Entre os muitos dilemas que andam esquentando o clima no Congresso, a correção do FGTS para melhorar a remuneração do fundo é um dos assuntos mais debatidos. Em tempos em que vemos notícias de cortes e ajustes fiscais, a notícia de que o fundo poderá ter uma remuneração melhor que a atual pode soar bem em um primeiro momento, mas é preciso ter cautela.

O projeto de lei em avaliação no Senado pode até oferecer condições melhores do que as regras vigentes, mas o resultado final ainda está distante do que seria o justo.

A proposta prevê aumento escalonado da remuneração a partir de 2016, sendo que em 2019 o fundo passaria a ter as mesmas regras da poupança. Ou seja, ao longo dos anos, significa dizer que o FGTS sai de remuneração de 3% ao ano mais TR para 6,17% mais TR, se considerarmos o nível atual da Selic.

A base de remuneração escolhida pode até crescer em escala, mas continua sem relação com poder de compra. Se estamos falando do dinheiro do trabalhador e de um fundo que gera custo alto também para o empregador, o mais justo seria o FGTS ter uma remuneração que ao menos se equiparasse à inflação.

Se o projeto de lei for aprovado da forma como está hoje, o melhor que o governo estará oferecendo em termos de remuneração fica equiparado à poupança, que hoje oferece o pior retorno financeiro entre os instrumentos mais tradicionais de investimento. A poupança nos últimos 12 meses rendeu 7,53%, ante uma inflação de 9,56%.

Ainda que o FGTS tenha sido criado como uma forma de dar segurança e recursos para o trabalhador, na prática o que se observa é que esse dinheiro acaba sendo usado para outros fins. Os recursos alocados no fundo nem sempre retornam ao trabalhador.
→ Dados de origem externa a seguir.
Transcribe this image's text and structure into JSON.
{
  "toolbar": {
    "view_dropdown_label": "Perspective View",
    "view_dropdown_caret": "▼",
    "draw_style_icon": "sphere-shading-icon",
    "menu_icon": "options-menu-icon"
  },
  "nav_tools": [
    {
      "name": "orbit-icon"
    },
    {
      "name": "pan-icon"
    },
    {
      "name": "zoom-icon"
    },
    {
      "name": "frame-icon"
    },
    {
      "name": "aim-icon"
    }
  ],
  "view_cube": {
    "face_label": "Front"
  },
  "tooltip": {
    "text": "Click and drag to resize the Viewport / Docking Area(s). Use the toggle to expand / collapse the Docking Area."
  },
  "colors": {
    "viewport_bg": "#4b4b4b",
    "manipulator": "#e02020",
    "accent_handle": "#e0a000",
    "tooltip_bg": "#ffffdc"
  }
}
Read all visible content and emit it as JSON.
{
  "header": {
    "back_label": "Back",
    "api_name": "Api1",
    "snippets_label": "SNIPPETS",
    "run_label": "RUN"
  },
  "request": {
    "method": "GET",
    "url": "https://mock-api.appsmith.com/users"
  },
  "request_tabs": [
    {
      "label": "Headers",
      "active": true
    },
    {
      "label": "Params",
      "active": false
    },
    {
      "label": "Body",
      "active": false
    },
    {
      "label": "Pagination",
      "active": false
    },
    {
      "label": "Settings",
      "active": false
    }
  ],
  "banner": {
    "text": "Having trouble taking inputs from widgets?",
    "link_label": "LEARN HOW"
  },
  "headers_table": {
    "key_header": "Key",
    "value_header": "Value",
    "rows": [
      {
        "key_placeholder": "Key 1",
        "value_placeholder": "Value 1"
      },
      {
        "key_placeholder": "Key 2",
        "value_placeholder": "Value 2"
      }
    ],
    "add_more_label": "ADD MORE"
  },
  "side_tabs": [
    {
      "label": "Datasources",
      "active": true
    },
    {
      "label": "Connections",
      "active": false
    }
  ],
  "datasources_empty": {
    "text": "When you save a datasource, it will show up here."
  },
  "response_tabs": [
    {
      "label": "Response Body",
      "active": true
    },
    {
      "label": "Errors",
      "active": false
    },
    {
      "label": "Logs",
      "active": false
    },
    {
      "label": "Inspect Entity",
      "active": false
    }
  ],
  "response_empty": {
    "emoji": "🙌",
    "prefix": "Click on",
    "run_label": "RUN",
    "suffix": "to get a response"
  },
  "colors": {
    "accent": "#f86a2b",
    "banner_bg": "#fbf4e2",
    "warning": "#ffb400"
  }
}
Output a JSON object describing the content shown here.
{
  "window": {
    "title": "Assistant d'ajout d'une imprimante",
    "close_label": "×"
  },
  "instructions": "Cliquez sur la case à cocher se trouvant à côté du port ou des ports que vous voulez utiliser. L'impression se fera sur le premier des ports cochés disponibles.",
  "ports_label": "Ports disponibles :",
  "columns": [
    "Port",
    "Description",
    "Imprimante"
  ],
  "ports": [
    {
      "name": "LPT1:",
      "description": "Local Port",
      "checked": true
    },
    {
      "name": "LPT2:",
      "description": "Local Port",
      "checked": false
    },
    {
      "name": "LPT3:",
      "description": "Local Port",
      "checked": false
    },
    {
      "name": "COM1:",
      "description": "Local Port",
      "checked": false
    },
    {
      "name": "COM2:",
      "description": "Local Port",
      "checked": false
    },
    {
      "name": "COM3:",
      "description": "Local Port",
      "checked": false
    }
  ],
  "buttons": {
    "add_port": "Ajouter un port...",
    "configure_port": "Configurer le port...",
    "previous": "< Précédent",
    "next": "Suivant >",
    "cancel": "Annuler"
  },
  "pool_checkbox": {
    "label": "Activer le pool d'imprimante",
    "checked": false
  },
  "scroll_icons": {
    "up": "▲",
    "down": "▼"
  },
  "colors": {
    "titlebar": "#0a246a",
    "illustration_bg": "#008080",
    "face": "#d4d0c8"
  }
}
Um exemplo é o subsídio de construtoras. Ao passo que o governo se beneficiou politicamente de programas como o Minha Casa, Minha Vida, o setor imobiliário fez uso dos recursos do fundo pagando barato por isso e cobrando um valor alto pelos imóveis. O resultado pode ser visto com a forte valorização de imóveis entre 2008 e 2013.

Se por um lado o governo garantiu que as empresas construíssem com baixo custo, por outro não houve um instrumento que pudesse regular a margem de lucro delas. O dinheiro que deveria ser do trabalhador não chegou a ele.

Se o objetivo é beneficiar quem realmente precisa do fundo de garantia, o ideal seria entregar o dinheiro do FGTS ao trabalhador e deixar que ele decida a melhor forma de aplicá-lo ou pensar em produtos mais simples e eficientes para o uso desse dinheiro. De forma geral, a solução pode até ter sua aplicação política, mas tem pouca validade econômica.